Я не только никогда не играла в куклы, но возненавидела повод, по которому их дарят, — елку. На елку приезжали те старшие родные, для которых мои молодые родители не были законодателями и не могли им сказать: «не дарите». Эти старшие заваливали меня, как первенца, аршинными куклами, их кроватками, шкапиками и другой дребеденью, а я была несчастна не потому только, что все это было мне ненужно, а по совсем другой причине. Мне надо было показать благодарность, даже радость. Как неглупая девочка, я знала, что это было необходимо, а между тем для меня всего тяжелее была ложь. Потому-то я искренно радовалась, когда проходил этот несносный вечер, уезжали старшие, провожаемые всеми знаками почтения, и я могла забросить или, лучше сказать, забыть аршинных кукол, пищавших «мама». Для меня не было большего праздника, чем когда мы с братьями принимались опустошать елку, и я могла поиграть в их игрушки. Я совсем не была выше игрушек. До сих пор помню один подарок отца — он подарил мне его задолго до елки, так же, как и я, сгорая от нетерпения. Как сейчас вижу эти белые сани, такие большие, что в них могли усесться оба брата, с облучком для меня; сани, запряженные парой вороных в серебряной сбруе. Сбруя снималась и надевалась, и моему блаженству не было конца. Милый папа знал, что подарить.
Отец кончил курс с серебряной медалью в Александровском лицее и 23 лет женился на своей троюродной сестре Масловой. Матери было только 18 лет. Она воспитывалась за границей и знала по-французски лучше, чем по-русски. Сестры ее даже едва говорили на своем родном языке, а вышли обе за провинциалов. Две сестры отца всю жизнь провели в провинции и оказались замужем за итальянцами — одна даже за ревнивым сицилианцем, доведшем ее до чахотки, другая за известным санскритистом Де-Губернатисом. Отец очень быстро шел по службе, чуть не 25 лет был начальником отделения, а 32 лет действительным статским советником. И отец, и мать оба писали[177].

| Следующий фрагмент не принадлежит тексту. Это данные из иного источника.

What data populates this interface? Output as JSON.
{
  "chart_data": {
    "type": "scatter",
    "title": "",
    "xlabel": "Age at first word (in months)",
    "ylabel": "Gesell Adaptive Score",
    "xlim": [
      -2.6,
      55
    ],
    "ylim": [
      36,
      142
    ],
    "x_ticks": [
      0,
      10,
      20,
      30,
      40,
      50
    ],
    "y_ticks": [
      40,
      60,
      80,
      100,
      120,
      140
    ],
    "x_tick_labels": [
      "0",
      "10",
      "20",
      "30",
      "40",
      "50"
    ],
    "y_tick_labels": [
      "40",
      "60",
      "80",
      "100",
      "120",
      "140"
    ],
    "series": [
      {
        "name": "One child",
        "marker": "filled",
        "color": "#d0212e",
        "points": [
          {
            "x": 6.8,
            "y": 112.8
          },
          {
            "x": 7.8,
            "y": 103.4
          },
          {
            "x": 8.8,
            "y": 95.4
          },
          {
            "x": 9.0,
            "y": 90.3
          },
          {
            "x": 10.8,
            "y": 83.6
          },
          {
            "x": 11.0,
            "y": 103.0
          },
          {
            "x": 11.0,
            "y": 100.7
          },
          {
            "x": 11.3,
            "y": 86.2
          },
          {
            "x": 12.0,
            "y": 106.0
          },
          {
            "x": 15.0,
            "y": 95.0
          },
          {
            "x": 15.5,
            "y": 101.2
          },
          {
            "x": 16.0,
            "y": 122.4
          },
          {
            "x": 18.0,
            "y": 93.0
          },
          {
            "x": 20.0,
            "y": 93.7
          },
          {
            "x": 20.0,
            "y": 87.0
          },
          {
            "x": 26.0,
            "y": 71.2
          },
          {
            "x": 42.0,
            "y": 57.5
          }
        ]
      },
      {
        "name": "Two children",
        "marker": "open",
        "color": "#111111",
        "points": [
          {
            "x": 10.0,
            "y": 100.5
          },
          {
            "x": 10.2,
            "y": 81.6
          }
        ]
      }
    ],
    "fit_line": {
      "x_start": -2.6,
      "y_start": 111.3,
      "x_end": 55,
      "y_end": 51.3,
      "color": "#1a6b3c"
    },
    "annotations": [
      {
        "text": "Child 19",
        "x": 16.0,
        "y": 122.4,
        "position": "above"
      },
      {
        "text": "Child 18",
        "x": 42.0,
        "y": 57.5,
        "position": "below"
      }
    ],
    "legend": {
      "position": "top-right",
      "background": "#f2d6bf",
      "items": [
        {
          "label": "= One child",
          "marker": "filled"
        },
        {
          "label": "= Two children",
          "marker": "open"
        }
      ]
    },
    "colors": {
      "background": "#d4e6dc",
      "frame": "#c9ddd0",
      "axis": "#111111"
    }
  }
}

Летом разыгрывалась фантазия матери. С нетерпением ждала я своих именин, зная, что она готовит мне сюрприз. Но то, что она дарила, всегда превосходило мои ожидания. За деревянным топором следовала маленькая соха с железными лемехами — соха, в которую я впрягала братьев; и, наконец, явилась коса, в сообществе бруска в брусочнице и молотка с бабкой.
Когда этой настоящей маленькой косой я выкашивала наш так называемый чистый двор, ремешок брусочницы опоясывал мою красную кумачную рубашку с косым воротом, а внизу торчали высокие голенища сапог. Летом мать уступала моей слабости и позволяла мне ходить в рубашке[178]. Но зато зимой мне оставалось только завидовать. У этих счастливых мальчиков были такие красивые синие кафтаны с золотыми пуговками, отороченные серым барашком, и, к довершению моей зависти, еще красные кушаки и шапки, а я… ходила в салопе и капоре[179].
Мои прогулки в городе были отравлены этими атрибутами «девочки». Мне было неловко в них, и они казались мне некрасивыми.
В рубашке было так удобно вскочить в телегу, править, лазить на каждое дерево.
Я ездила, правда, в платье, на козлах нашего большого крытого тарантаса, потому что уговорить меня сесть в клетку было трудно, и править я любила больше всего на свете, пока не стала ездить верхом, и тогда править показалось мне уже скучным.
Кучер был нередко пьян, как это подобает деревенскому кучеру, и я совсем одна справлялась с тройкой. Я изучила все нехитрые приемы этого управления, и лошади меня слушались: вожжей я не дергала — для этого я слишком любила лошадей. Любила и собак, и помню, как 4-х лет ничем не сумела угостить собаку, кроме освященной просфоры, и до чего все перепугались.